Performance criteria Q1 In your own words, explain the pathophysiology of COPD and how it affects...

Chronic obstructive pulmonary disease

Alveoli are the very small air sacs where the exchange of oxygen and carbon dioxide takes place. Capillaries are blood vessels in the walls of the alveoli. Blood passes through the capillaries.

Pathology

Chronic obstructive pulmonary disease (COPD) is characterised by poorly reversible airflow obstruction and an peculiar inflammatory response in the lungs. The latter represents the innate and adaptive immune responses to long time period exposure to noxious particles and gases, specially cigarette smoke. All cigarette smokers have some inflammation in their lungs,however those who develop COPD have an enhanced or unusual response to inhaling toxic agents. This amplified response may additionally result in mucous hypersecretion (chronic bronchitis), tissue destruction (emphysema), and disruption of normal repair and defence mechanisms inflicting small airway inflammation and fibrosis (bronchiolitis).These patpathologi changes end result in expanded resistance to airflow in the small conducting airways, multiplied compliance of the lungs, air trapping, and modern characterstic elements of COPD. We have appropriate perception of the Cell and molecular mechanisms underlying the pathological adjustments.

Psthophysiology

The above pathogenic mechanisms end result in the  changes discovered in COPD. These in flip result in physiological abnormalities—mucous hypersecretion and ciliary dysfunction, airflow obstruction and hyperinflation, gasoline alternate abnormalities, pulmonary hypertension, and systemic effects.​

Airflow obstruction and air trapping (hyperinflation)

The main site of airflow obstruction takes place in the small conducting airways that are < two mm in diameter. This is due to the inflammation and narrowing (airway remodelling) and inflammatory exudates in the small airways. Other elements contributing to airflow obstruction encompass loss of the lung elastic decrease returned (due to destruction of alveolar walls) and destruction of alveolar guide (from alveolar attachments).The airway obstruction regularly traps air throughout expiration, ensuing in hyperinflation at relaxation and dynamic hyperinflation in the course of exercise. Hyperinflation reduces the inspiratory capacity and consequently the functional residual capability at some point of exercise. These points end result in breathlessness and restrained exercise capacity usual of COPD. The airflow obstruction in COPD is great measured by means of spirometry and is a prerequisite for its diagnosis.

Gas exchange abnormalities

These take place in superior disorder and are characterised with the aid of arterial hypoxaemia with or without hypercapnia.A peculiar distribution of ventilation:perfusion ratios—due to the anatomical modifications discovered in COPD—is the predominant mechanism for abnormal gas exchange.
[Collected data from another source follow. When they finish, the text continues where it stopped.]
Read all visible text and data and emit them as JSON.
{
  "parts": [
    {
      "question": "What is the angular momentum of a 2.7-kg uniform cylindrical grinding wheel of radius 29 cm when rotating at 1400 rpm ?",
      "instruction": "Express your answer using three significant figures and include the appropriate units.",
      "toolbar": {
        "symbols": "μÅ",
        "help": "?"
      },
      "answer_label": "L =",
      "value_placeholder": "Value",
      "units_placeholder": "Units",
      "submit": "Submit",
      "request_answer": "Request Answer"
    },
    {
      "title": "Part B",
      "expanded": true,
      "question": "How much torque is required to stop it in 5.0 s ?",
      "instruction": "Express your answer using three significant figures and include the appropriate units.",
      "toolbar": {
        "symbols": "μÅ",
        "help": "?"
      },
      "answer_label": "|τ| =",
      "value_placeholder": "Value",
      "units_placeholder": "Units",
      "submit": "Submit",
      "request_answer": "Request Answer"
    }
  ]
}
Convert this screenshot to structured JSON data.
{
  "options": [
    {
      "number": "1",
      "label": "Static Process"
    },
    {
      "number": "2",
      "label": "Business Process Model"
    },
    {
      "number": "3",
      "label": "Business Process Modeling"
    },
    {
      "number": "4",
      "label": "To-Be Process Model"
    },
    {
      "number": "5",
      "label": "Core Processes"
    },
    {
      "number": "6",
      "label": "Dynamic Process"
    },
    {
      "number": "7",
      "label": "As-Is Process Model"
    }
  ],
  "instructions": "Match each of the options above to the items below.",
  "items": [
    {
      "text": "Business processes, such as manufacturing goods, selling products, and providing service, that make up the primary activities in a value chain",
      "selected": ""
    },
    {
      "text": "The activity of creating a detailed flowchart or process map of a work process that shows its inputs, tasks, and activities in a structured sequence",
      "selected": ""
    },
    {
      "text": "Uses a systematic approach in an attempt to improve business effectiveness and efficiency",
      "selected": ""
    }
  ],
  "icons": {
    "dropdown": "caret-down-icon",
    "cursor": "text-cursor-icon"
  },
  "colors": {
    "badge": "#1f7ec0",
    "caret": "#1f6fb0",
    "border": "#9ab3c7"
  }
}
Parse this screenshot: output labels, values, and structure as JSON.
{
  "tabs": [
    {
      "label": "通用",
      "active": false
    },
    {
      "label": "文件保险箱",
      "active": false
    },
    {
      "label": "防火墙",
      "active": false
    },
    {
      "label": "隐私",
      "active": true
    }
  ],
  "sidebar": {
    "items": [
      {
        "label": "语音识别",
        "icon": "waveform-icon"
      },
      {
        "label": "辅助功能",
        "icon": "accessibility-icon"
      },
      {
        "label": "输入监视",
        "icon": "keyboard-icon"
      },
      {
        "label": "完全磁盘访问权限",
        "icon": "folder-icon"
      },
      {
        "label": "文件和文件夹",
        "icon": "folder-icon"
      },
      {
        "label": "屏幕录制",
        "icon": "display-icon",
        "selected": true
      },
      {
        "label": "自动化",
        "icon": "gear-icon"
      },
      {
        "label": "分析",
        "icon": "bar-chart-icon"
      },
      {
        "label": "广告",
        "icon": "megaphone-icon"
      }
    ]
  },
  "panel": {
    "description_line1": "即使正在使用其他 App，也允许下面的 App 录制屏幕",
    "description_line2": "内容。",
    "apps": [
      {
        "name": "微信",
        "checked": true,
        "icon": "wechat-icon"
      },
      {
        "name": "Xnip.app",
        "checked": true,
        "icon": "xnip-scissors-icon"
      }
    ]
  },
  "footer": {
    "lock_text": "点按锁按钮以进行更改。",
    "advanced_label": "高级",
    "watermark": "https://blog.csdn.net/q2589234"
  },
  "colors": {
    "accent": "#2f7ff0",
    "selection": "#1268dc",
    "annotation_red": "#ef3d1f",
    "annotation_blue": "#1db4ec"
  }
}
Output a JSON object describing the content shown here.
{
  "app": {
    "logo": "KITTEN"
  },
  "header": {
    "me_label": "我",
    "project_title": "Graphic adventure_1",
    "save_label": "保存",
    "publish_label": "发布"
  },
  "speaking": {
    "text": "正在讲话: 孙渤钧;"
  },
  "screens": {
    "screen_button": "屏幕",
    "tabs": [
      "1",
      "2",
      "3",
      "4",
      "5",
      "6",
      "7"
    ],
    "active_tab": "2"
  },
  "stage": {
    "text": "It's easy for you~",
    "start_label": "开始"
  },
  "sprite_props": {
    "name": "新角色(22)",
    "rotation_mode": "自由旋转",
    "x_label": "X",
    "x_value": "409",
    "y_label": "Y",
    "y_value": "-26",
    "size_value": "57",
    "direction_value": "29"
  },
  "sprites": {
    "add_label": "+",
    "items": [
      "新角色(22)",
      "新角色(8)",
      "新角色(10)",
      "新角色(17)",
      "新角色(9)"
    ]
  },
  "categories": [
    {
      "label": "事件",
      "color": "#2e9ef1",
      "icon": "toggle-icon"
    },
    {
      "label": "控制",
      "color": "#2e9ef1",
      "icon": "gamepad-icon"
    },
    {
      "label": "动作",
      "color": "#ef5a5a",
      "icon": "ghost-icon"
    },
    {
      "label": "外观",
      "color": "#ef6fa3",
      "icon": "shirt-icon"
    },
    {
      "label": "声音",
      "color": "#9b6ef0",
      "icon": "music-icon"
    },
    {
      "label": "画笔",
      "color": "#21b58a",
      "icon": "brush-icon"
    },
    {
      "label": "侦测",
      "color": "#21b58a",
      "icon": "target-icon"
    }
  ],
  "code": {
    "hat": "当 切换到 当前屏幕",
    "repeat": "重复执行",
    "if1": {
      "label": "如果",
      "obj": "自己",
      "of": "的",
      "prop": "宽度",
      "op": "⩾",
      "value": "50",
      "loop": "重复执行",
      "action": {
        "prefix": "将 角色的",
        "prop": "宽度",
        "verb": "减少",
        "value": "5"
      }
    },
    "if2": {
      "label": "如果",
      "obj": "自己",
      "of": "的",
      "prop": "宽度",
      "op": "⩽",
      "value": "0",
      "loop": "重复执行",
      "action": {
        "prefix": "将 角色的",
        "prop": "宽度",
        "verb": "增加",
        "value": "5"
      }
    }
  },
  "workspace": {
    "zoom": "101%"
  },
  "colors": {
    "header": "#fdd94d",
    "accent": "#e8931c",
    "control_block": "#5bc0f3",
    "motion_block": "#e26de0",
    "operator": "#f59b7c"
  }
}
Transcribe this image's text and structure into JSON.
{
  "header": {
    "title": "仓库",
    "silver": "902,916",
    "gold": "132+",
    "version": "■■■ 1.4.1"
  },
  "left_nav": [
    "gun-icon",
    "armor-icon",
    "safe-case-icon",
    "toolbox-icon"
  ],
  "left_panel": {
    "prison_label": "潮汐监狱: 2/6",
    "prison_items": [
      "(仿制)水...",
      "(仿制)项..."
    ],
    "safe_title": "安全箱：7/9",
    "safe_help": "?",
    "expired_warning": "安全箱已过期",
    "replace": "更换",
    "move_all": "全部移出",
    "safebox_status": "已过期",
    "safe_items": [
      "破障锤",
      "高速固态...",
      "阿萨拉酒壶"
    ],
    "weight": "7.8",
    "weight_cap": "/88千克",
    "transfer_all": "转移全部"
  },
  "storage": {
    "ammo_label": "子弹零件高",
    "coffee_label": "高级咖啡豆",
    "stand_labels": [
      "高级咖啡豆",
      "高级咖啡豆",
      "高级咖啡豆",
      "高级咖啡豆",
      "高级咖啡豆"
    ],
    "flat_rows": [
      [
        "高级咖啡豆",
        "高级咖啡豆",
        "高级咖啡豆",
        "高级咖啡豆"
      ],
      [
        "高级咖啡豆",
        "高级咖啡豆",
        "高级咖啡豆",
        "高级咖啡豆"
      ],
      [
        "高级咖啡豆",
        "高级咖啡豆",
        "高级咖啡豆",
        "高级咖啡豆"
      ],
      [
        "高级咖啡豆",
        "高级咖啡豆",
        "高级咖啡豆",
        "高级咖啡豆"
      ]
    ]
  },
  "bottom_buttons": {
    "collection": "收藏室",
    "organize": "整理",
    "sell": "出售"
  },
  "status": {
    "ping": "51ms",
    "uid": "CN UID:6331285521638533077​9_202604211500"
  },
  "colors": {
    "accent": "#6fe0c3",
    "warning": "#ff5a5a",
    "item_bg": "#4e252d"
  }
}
The extent of impairment of diffusing ability for carbon monoxide per litre of alveolar extent correlates well with the severity of emphysema.

Psthophysiology of exacerbations

Exacerbations are often associated with increased neutrophilic inflammation and, in some mild exacerbations, increased numbers of eosinophils. Exacerbations can be caused by infection (bacterial or viral), air pollution, and changes in ambient temperature.

In mild exacerbations, airflow obstruction is unchanged or only slightly increased. Severe exacerbations are associated with worsening of pulmonary gas exchange due to increased inequality between ventilation and perfusion and subsequent respiratory muscle fatigue. The worsening ventilation-perfusion relation results from airway inflammation, oedema, mucous hypersecretion, and bronchoconstriction. These reduce ventilation and cause hypoxic vasoconstriction of pulmonary arterioles, which in turn impairs perfusion.

Respiratory muscle fatigue and alveolar hypoventilation can contribute to hypoxaemia, hypercapnia, and respiratory acidosis, and lead to severe respiratory failure and death. Hypoxia and respiratory acidosis can induce pulmonary vasoconstriction, which increases the load on the right ventricle and, together with renal and hormonal changes, results in peripheral oedema.

* In people with COPD, the air sacs no longer jump back to their authentic shape. The airways can additionally grow to be swollen or thicker than normal  and mucous production may increase. The floppy airways are in part blocked, or obstructed, making it even more difficult to get air out of the lungs.